5747 COHA Report, The Millennium Development Goals: A Check-up on Latin America’s Progress

The Millennium Development Goals: A Check-up on Latin America’s Progress

With much to deliberate since their last meeting in 2005, 140 leaders from across the globe came together in New York for the Assembly of the United Nations September 20th through September 23rd to discuss their Millennium Development Goals (MDGs). The project, initiated in 2000, has committed 189 countries to eight specific goals to be realized by the year 2015. Leaders have pledged to cut extreme poverty and hunger by half, achieve universal primary education, promote gender equality and empower women, reduce child mortality, improve maternal health care, combat HIV and AIDS, ensure environmental stability, and build a global partnership for development. But the United Nations has already acknowledged a harsh reality: only one objective, halving the number of people who live in poverty, and a portion of the seventh goal, halving the number of people without drinkable water, are likely be met on a global scale.

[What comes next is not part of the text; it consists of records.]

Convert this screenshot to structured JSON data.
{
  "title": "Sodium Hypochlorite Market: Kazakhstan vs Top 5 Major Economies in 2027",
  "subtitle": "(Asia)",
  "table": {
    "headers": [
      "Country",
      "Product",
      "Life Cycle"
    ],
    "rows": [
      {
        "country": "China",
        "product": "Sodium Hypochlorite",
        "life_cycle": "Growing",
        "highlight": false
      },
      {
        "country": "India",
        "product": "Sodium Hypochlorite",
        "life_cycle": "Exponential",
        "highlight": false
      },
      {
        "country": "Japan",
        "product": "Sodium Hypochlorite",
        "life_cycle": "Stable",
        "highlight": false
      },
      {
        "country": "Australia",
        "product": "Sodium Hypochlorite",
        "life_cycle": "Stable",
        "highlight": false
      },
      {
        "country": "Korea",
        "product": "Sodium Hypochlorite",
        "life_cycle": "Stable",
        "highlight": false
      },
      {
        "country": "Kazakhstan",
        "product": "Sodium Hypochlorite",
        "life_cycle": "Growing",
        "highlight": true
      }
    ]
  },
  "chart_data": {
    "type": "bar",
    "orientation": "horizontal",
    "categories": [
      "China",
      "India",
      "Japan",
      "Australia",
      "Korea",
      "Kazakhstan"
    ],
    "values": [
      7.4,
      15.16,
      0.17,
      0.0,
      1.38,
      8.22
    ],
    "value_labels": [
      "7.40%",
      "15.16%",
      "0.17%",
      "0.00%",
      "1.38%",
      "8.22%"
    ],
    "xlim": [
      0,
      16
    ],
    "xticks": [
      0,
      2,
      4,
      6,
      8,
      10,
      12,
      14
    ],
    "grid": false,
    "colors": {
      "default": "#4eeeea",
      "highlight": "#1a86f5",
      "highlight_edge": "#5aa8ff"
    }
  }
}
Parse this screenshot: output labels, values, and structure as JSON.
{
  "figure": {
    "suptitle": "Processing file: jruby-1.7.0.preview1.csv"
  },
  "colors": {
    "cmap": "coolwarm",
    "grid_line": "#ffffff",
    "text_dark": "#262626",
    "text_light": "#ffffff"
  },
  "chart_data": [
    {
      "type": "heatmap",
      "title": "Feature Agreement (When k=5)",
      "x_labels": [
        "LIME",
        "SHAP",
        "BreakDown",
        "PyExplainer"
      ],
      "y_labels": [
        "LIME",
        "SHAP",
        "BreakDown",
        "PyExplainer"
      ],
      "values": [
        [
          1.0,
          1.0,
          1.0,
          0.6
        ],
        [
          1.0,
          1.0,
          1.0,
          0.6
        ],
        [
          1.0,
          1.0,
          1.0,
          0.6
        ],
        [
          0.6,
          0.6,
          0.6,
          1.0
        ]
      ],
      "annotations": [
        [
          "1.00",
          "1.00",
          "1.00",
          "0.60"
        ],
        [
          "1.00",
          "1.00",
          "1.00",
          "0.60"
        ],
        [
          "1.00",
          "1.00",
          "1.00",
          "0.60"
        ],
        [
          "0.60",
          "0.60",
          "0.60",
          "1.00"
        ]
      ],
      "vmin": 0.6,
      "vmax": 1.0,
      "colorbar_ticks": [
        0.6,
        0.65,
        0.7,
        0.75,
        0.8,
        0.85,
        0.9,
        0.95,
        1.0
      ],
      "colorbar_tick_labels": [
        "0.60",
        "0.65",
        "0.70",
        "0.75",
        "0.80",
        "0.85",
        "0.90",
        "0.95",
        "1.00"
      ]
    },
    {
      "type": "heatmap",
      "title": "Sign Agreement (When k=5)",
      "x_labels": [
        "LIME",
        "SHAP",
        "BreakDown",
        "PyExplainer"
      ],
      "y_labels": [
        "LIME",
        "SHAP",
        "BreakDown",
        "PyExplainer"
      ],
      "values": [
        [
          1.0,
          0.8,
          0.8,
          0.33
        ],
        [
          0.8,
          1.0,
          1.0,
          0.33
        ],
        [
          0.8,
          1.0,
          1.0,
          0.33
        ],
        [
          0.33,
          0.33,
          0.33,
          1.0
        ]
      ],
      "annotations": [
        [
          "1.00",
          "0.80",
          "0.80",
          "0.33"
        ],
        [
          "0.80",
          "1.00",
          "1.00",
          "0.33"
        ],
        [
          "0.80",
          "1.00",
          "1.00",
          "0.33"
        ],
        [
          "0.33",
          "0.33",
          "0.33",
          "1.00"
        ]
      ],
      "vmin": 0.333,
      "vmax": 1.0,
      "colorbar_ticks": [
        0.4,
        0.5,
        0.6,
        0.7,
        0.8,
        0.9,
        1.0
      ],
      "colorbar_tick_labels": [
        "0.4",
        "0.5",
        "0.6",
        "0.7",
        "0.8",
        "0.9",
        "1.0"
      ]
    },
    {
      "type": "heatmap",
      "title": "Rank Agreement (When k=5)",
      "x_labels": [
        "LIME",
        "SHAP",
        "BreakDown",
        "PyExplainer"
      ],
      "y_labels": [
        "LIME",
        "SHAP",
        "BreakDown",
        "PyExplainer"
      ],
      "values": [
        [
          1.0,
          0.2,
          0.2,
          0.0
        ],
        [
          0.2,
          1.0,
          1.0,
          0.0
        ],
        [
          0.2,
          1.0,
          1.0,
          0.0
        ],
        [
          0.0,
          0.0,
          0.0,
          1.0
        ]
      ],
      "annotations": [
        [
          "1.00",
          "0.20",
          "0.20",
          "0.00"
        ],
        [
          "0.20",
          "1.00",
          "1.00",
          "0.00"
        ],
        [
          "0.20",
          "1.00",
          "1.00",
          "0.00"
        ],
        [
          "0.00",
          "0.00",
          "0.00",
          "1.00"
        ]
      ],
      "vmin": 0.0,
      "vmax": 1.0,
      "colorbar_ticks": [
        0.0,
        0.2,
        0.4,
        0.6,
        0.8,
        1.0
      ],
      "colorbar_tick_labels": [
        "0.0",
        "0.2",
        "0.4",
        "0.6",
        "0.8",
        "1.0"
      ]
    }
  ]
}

Throughout the duration of the summit, UN member-states assessed what has been accomplished during the first decade, and what is still to be achieved, with the pressure of the 2015 deadline looming. Indeed, the MDGs have set the bar high for many nations around the world. But as UN Secretary-General Ban Ki-moon explained in the to the Millennium Development Goals Report of 2010, “It is clear that improvements in the lives of the poor have been unacceptably slow, and some hard-won gains are being eroded by the climate, food and economic crises.”